A women with their two child watching cartoons in the laptop
The way we talk to our children becomes their inner voice - Peggy O’Mara.

This quote resonates with me as my perceptions and behaviour as an adult have been led by my inner voice. My inner voice has been shaped by my learning and concept building from the informative and emotional conversations I’ve had with my parents during my childhood. So is the case with all readers, isn’t it?

But are we doing the same with our children? Are we helping them build a constructive inner voice? Are we helping them create a positive self-image by communicating with them at deeper levels? Talking with our children should be an important daily event. But, as parents, we are held up with busy schedules. So we find it convenient to keep the conversation with our children light and quick so that we can move on to the next thing on our “to-do” list. This has become a harsh reality. Despite spending hours with our child under the same roof, we can seldom squeeze out some quality time to spend with them.

Research suggests that the best parent-child relationships are characterised by positive communication and interaction during the early years. When parents stay in touch with children through attention and conversation, children might be less likely to act out or behave in ways that create conflict or require discipline.

Here are some ways of effectively communicating with our little ones:

1. Make Eye Contact

Every time you talk to your child or when your child is talking to you, maintain eye contact. Maintaining eye contact indicates that you are active and attentive in the conversation.

If you cannot hold eye contact, get on your knees or sit down, so your eyes are on the same level as his. This will encourage open and transparent communication.

2. Acknowledge Your Child’s Feelings

When you acknowledge someone’s feelings and emotions, they feel accepted and secured. This is precisely what happens when you empathise with your children. When you build empathy for your children, they themselves learn to be more sensitive and accepting towards other peoples’ feelings and emotions. Moreover, just by acknowledging their feelings, you as parents, are teaching them that their feelings are real and valid.

3. Rationalise The Correction

Having grown up in a joint family, I had many correctors and advisors around. Every time I would make a mistake, I was loaded with comments like ‘ stop behaving like this ‘ or ‘this is not how it is done’. Just asking to stop behaving in a particular manner is not enough to instil a new behaviour. What is essential is that a calm explanation should also be provided for it. Giving a composed explanation will help your child understand the implications of their behaviour for others (e.g. if your child teases another child for wearing glasses, explain to your child that wearing glasses helps the other child to see well. Also, remind your child kindly that teasing can hurt others feelings).

4. Teach Them How To Say ‘No’ Firmly

While parents say a ’no’ firmly to a child’s unrealistic request or unacceptable behaviour, it is of paramount importance to educate your children about doing the same in situations that make them uncomfortable. You should let them know that every ‘no’ is not a negative answer. Instead, it is more like a choice made to ensure their own safety and security.

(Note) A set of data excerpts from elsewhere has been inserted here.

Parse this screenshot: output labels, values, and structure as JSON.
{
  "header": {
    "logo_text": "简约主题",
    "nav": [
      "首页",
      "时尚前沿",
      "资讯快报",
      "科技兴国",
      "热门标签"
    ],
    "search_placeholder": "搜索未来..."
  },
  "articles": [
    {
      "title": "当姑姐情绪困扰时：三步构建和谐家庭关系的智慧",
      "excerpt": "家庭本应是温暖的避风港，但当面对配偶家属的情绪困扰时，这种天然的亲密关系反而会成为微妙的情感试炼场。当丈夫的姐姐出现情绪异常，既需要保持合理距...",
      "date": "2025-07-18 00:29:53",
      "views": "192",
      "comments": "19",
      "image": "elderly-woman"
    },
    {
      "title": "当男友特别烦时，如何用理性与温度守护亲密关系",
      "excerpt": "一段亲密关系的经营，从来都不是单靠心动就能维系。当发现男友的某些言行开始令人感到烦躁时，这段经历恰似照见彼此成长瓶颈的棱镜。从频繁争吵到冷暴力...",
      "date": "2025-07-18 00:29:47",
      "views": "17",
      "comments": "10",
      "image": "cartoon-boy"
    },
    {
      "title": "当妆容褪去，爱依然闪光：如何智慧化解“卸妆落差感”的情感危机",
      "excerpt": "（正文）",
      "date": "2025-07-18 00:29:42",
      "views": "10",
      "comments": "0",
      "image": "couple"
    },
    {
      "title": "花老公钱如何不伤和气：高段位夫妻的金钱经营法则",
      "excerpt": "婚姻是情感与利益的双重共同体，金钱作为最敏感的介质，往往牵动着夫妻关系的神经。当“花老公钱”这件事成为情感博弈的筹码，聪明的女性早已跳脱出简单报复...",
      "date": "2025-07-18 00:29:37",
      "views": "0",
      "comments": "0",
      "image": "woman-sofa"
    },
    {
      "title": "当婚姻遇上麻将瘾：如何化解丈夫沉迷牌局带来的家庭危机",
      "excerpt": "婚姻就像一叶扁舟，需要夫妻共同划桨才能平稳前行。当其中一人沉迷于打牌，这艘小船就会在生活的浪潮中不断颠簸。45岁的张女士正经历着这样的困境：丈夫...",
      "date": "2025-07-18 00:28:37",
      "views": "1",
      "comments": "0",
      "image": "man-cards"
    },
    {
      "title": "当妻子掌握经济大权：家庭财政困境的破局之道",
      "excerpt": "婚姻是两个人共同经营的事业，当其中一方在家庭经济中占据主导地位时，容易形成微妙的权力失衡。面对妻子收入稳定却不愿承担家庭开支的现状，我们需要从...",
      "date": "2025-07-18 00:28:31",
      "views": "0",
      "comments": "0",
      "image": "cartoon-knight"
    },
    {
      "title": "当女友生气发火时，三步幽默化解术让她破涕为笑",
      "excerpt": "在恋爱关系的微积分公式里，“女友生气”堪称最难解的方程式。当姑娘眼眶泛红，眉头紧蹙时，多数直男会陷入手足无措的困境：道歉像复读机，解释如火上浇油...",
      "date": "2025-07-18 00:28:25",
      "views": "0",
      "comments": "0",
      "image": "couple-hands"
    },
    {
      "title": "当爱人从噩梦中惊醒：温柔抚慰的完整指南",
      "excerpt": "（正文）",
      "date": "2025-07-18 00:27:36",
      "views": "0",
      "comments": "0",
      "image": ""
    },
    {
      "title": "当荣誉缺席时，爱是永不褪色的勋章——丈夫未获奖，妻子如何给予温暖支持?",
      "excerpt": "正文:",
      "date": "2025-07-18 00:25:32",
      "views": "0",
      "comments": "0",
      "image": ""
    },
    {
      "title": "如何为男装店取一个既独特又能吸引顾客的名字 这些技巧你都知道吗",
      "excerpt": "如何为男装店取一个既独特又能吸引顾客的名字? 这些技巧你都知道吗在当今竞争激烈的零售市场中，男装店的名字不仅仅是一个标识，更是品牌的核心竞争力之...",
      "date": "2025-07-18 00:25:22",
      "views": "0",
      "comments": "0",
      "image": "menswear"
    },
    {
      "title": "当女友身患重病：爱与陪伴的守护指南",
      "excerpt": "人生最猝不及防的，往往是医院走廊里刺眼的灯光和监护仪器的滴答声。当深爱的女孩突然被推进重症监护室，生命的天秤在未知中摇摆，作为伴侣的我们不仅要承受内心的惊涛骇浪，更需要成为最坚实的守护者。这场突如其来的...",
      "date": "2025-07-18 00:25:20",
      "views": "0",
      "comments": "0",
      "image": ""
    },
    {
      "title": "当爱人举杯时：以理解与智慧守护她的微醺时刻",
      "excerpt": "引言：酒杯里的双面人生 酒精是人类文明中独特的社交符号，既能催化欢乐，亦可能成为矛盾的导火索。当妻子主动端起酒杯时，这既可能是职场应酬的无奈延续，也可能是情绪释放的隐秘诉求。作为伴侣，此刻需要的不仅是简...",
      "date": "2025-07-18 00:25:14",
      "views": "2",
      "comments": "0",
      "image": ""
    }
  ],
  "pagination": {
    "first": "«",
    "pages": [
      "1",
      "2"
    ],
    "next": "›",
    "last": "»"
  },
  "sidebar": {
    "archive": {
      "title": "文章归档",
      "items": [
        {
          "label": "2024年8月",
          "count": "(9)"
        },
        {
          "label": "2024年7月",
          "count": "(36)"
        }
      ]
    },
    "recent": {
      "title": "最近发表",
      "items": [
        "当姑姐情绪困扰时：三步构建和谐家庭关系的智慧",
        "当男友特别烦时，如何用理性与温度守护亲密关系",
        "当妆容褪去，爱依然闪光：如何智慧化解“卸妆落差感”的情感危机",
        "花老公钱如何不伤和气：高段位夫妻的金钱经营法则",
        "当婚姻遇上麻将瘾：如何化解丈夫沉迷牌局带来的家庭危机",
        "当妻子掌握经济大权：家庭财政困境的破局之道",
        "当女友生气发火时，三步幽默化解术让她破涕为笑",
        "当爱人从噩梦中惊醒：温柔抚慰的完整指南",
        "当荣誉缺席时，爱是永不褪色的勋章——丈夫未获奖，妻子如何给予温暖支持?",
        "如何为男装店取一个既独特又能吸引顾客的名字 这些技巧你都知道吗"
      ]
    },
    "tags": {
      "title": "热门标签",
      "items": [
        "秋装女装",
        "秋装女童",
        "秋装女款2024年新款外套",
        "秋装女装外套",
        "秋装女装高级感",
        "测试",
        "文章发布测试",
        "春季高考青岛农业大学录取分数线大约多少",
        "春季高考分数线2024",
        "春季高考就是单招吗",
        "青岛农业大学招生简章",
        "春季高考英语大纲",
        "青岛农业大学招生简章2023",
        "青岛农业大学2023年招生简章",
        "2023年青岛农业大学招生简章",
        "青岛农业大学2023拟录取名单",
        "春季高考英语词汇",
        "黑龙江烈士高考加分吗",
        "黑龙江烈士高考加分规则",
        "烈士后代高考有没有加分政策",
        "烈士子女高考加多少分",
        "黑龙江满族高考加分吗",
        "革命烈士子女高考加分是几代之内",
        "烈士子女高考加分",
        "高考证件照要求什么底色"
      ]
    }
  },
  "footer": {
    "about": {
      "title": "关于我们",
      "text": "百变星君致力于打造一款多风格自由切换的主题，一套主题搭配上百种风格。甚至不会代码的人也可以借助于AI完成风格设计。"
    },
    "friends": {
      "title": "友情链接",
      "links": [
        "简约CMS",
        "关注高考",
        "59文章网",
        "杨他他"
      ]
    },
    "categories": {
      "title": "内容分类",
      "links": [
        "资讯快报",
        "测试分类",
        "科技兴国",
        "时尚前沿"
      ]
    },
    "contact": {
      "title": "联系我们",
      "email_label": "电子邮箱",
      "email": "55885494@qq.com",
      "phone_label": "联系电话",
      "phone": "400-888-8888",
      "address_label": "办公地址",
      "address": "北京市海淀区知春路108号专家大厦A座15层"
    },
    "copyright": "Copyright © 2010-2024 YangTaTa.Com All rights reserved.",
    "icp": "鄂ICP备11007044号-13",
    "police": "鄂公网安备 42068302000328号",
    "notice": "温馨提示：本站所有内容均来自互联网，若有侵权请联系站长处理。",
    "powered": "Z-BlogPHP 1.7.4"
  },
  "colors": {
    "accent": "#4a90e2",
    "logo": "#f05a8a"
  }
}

5. Use More “Dos” Than “Don'ts”

“Don’t hit your sister”, “Don’t sit like that” don’t you say this too often to our little ones? You, as a parent know what you don't want to happen, so you lead in with a “don't" statement. Even though this statement would convey the message rightly of not doing a particular thing, but the downside of “don't" statements is that you fail to promote the positive behaviour you want to see. Therefore you are more likely to reinforce the behaviour you don't want. Instead, you should use more respectful “do” statements. Swapping your “don'ts" for “dos" can look like this: “Play gently with your sister”, “Please keep your back straight while sitting"

6. Use Kind Words

Kind words create a respectful relationship and better communication with your child. It is true that children who are spoken to with appreciation and respect also have better self-worth, which allows them to thrive. On the contrary, unkind words that shame or ridicule them leave them feeling disliked. Some examples of kind words are:

“Thank you for helping me with the dishes."

“You did a good job of getting your room clean."

“That really makes me feel good."

“I love you."

7. Be An Emotional Coach

They say that the ability to listen is as important as the ability to speak. In doing so, you can develop an emotional bond essential for establishing and maintaining mutual respect. Effective emotional coaching helps children understand the emotional fluctuations of life. Children who grow up in families that spend time talking about emotions are more academically successful, have better friendships, fewer infectious diseases and can handle difficult social situations more effectively than children whose families do not talk about feelings.

Lastly, the world can be overwhelming for our children. By communicating regularly with children, you can help them create a positive view of themselves and the world.

Good communication is the heart of more harmonious homes and is the key to a healthy relationship with your child. It provides a place your child can thrive and grow from. Good communication with your child forms the basis of good communication with other people as your child grows into an adult.

Keep working on these communication skills. It can be hard at first. But like all skills, practice helps. When you slip up, repair it with your child and start afresh.